Canadian aerospace group Bombardier has confirmed that Northern Ireland will continue to be an "important supplier" to it.
The group last week announced it was selling all five production sites in the North which have a combined core workforce of 3,600 people.
A spokeswoman for Bombardier said: “Belfast remains an important supplier to Bombardier today and will continue to be.”
The Canadian group plans to sell both its Northern Ireland and Morocco aerostructures operations as part of a strategy to consolidate the business in Montreal, Mexico and Texas.
Moroccan industry minister Moulay Hafid Elalamy said earlier this week that Bombardier’s current wing component plant in Casablanca would continue to be a supplier to Bombardier after the trade sale.
He said he expected the sale of the Moroccan business to be completed within three weeks.
But Bombardier does not appear to have a similar schedule in place for its Northern Ireland operations.

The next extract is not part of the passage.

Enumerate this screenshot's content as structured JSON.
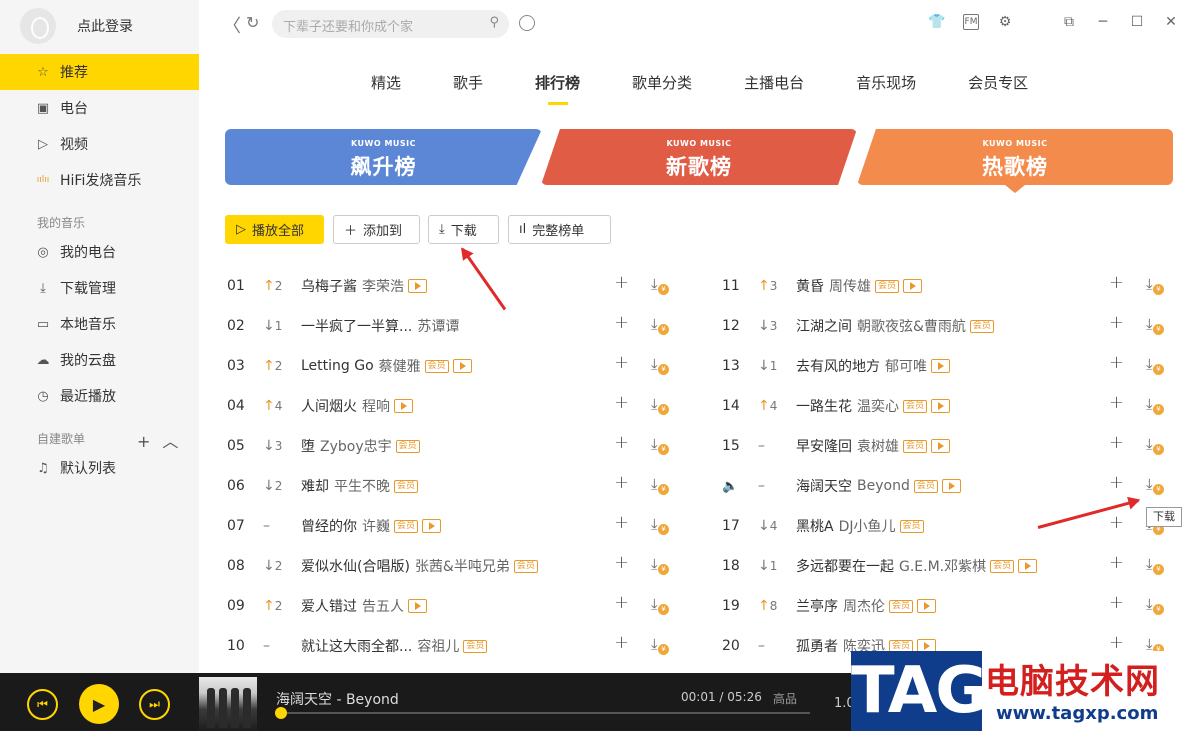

“We have not given a timeline for this transaction, and we will take the time required to find the right buyer,” a Bombardier spokeswoman told The Irish Times.
Major order
Its Northern Ireland operations should be celebrating a major order that Bombardier landed this week for five Learjet 75 aircraft, valued at $69 million (€61.6 million) based on 2019 current list prices.
Bombardier Belfast is responsible for the design and manufacture of the forward and centre fuselages for the Learjet 75 business jets.
But with uncertainty about the future of the plant there is little mood in Belfast for celebrating even amid positive news for production lines.
Politicians in the UK have called on the British government to provide assurance to workers in Northern Ireland that “Bombardier will make sure that the current workforce, skills base and production will continue unscathed.”
Tony Lloyd, shadow secretary of state for Northern Ireland, has said it is important that Bombardier is sold as a “total going concern” and that a “vulture company” does not acquire it and strip its assets and its workforce.
Andrew Stephenson, parliamentary undersecretary of state at the UK’s department for business, said the British government had been “assured by Bombardier that it is committed to finding the right buyer” for its Northern Ireland operations and “will not rush to sell at any price”.